Dalam forum koordinasi yang melibatkan berbagai pemangku kepentingan tersebut, Nanik menegaskan bahwa lembaga yang dipimpinnya sangat terbuka terhadap kritik, masukan, maupun laporan masyarakat terkait pelaksanaan program strategis nasional tersebut. Menurutnya, keterlibatan publik menjadi faktor penting dalam memastikan bahwa kualitas makanan yang diberikan kepada para pelajar benar-benar memenuhi standar gizi, keamanan pangan, serta kelayakan konsumsi.
“Apabila masyarakat menemukan menu makanan dalam program Makan Bergizi Gratis yang tidak layak diberikan kepada siswa, kami berharap segera melaporkannya kepada Badan Gizi Nasional. Setiap laporan yang masuk akan segera kami tindaklanjuti sesuai mekanisme pengawasan yang berlaku,” ujar Nanik Sudaryati Deyang.
Ia menekankan bahwa transparansi dan partisipasi publik merupakan bagian dari prinsip tata kelola pemerintahan yang baik dalam menjalankan program pemenuhan gizi nasional. Program MBG sendiri merupakan salah satu upaya pemerintah untuk meningkatkan kualitas kesehatan generasi muda melalui penyediaan makanan bergizi seimbang bagi para pelajar di lingkungan pendidikan.
Menurutnya, keberhasilan program tersebut tidak hanya bergantung pada peran pemerintah pusat dan daerah, tetapi juga memerlukan dukungan aktif dari masyarakat, termasuk pihak sekolah, orang tua siswa, serta komunitas lokal.
“Program ini bukan sekadar menyediakan makanan, tetapi merupakan bagian dari investasi jangka panjang untuk meningkatkan kualitas sumber daya manusia Indonesia. Oleh karena itu, pengawasan bersama sangat diperlukan agar pelaksanaannya tetap sesuai dengan standar gizi dan keamanan pangan yang telah ditetapkan,” jelasnya.
Dalam rapat koordinasi tersebut, sejumlah aspek teknis pelaksanaan program MBG turut menjadi pembahasan utama, mulai dari proses pengadaan bahan pangan, standar penyajian makanan, hingga sistem distribusi kepada siswa di sekolah-sekolah. Pemerintah menegaskan bahwa setiap menu yang disajikan harus memenuhi prinsip gizi seimbang yang direkomendasikan oleh Kementerian Kesehatan Republik Indonesia.
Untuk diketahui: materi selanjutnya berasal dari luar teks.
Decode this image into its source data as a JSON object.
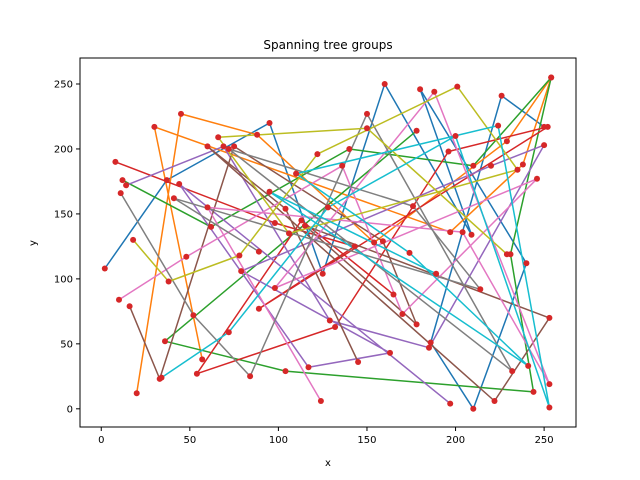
{
  "chart_data": {
    "type": "line",
    "title": "Spanning tree groups",
    "xlabel": "x",
    "ylabel": "y",
    "xlim": [
      -12,
      268
    ],
    "ylim": [
      -14,
      270
    ],
    "x_ticks": [
      0,
      50,
      100,
      150,
      200,
      250
    ],
    "y_ticks": [
      0,
      50,
      100,
      150,
      200,
      250
    ],
    "grid": false,
    "point_color": "#d62728",
    "series": [
      {
        "color": "#1f77b4",
        "x": [
          2,
          37,
          95,
          125,
          160,
          209,
          180,
          240,
          210,
          186,
          226,
          250
        ],
        "y": [
          108,
          176,
          220,
          104,
          250,
          134,
          246,
          112,
          0,
          51,
          241,
          217
        ]
      },
      {
        "color": "#ff7f0e",
        "x": [
          20,
          45,
          88,
          154,
          229,
          254,
          238,
          197,
          30,
          57
        ],
        "y": [
          12,
          227,
          211,
          128,
          206,
          255,
          188,
          136,
          217,
          38
        ]
      },
      {
        "color": "#2ca02c",
        "x": [
          12,
          62,
          140,
          210,
          254,
          231,
          244,
          104,
          36,
          178
        ],
        "y": [
          176,
          140,
          200,
          187,
          255,
          119,
          13,
          29,
          52,
          214
        ]
      },
      {
        "color": "#d62728",
        "x": [
          8,
          98,
          143,
          89,
          252,
          196,
          132,
          54,
          113,
          165
        ],
        "y": [
          190,
          143,
          125,
          77,
          217,
          198,
          63,
          27,
          145,
          88
        ]
      },
      {
        "color": "#9467bd",
        "x": [
          14,
          69,
          129,
          185,
          250,
          220,
          79,
          163,
          117,
          44,
          197
        ],
        "y": [
          172,
          202,
          68,
          47,
          203,
          187,
          106,
          43,
          32,
          173,
          4
        ]
      },
      {
        "color": "#8c564b",
        "x": [
          16,
          33,
          75,
          159,
          178,
          115,
          253,
          222,
          60,
          104,
          145
        ],
        "y": [
          79,
          23,
          202,
          129,
          65,
          141,
          70,
          6,
          202,
          154,
          36
        ]
      },
      {
        "color": "#e377c2",
        "x": [
          10,
          48,
          136,
          170,
          246,
          98,
          188,
          253,
          204,
          60,
          124
        ],
        "y": [
          84,
          117,
          187,
          73,
          177,
          93,
          244,
          19,
          136,
          155,
          6
        ]
      },
      {
        "color": "#7f7f7f",
        "x": [
          11,
          52,
          84,
          150,
          232,
          72,
          176,
          214,
          41,
          89
        ],
        "y": [
          166,
          72,
          25,
          227,
          29,
          200,
          156,
          92,
          162,
          121
        ]
      },
      {
        "color": "#bcbd22",
        "x": [
          18,
          38,
          78,
          122,
          201,
          235,
          106,
          66,
          150,
          229
        ],
        "y": [
          130,
          98,
          118,
          196,
          248,
          184,
          135,
          209,
          216,
          119
        ]
      },
      {
        "color": "#17becf",
        "x": [
          34,
          72,
          128,
          200,
          253,
          224,
          110,
          174,
          241,
          95,
          189
        ],
        "y": [
          24,
          59,
          155,
          210,
          1,
          218,
          181,
          120,
          33,
          167,
          104
        ]
      }
    ]
  }
}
Selain itu, mekanisme pengawasan juga diperkuat melalui koordinasi lintas sektor antara pemerintah daerah, instansi kesehatan, serta lembaga pengawas pangan guna memastikan tidak terjadi pelanggaran terhadap standar kelayakan makanan yang disajikan kepada siswa.
Pemerintah berharap keterlibatan masyarakat dalam pengawasan program MBG dapat menjadi bagian dari gerakan kolektif untuk meningkatkan kualitas gizi anak-anak Indonesia. Dukungan publik dinilai sangat penting dalam memastikan bahwa program tersebut benar-benar memberikan manfaat optimal bagi kesehatan dan perkembangan generasi muda.
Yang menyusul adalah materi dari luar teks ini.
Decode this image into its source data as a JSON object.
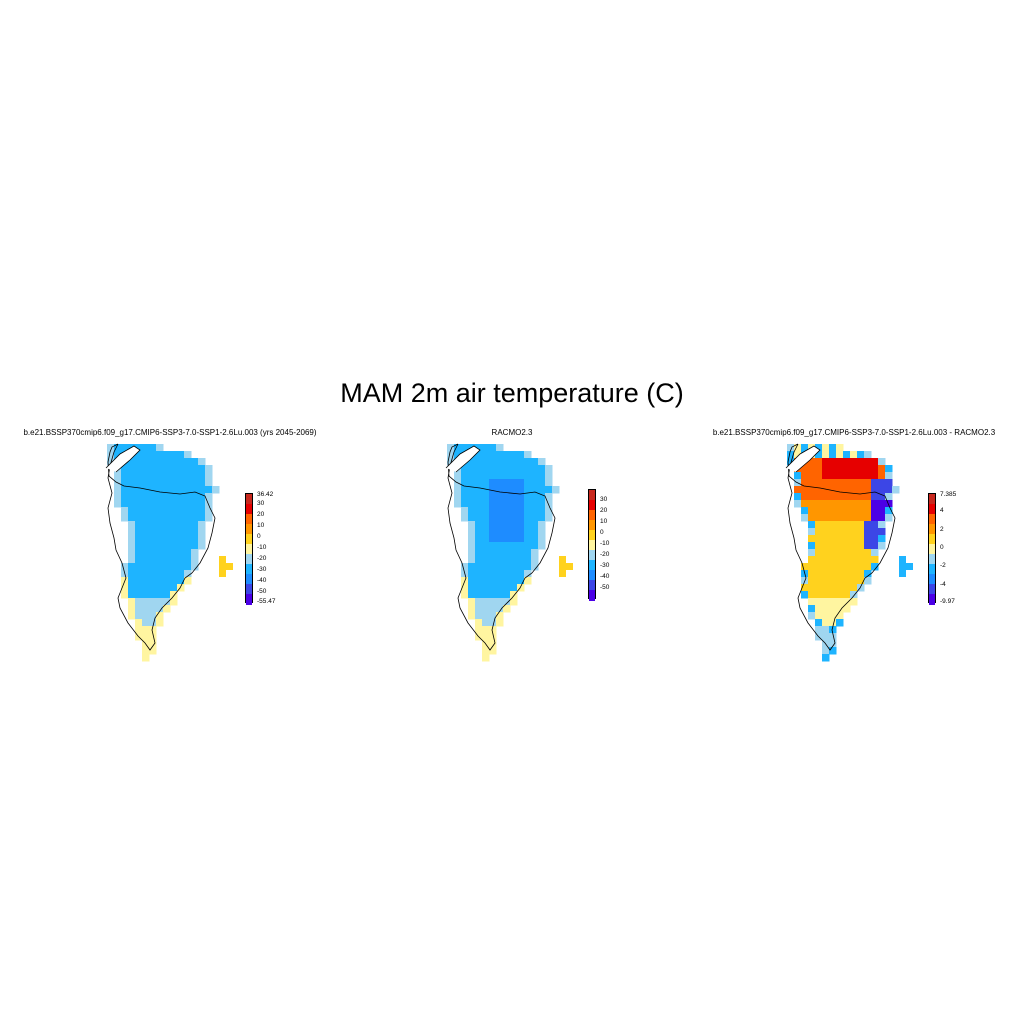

Dengan sinergi antara pemerintah, lembaga terkait, dan partisipasi aktif masyarakat, program Makan Bergizi Gratis diharapkan mampu berjalan secara efektif, transparan, dan berkelanjutan sebagai bagian dari upaya nasional dalam memperkuat ketahanan gizi dan kesehatan anak bangsa.
Punkasnya,Mukti.aji.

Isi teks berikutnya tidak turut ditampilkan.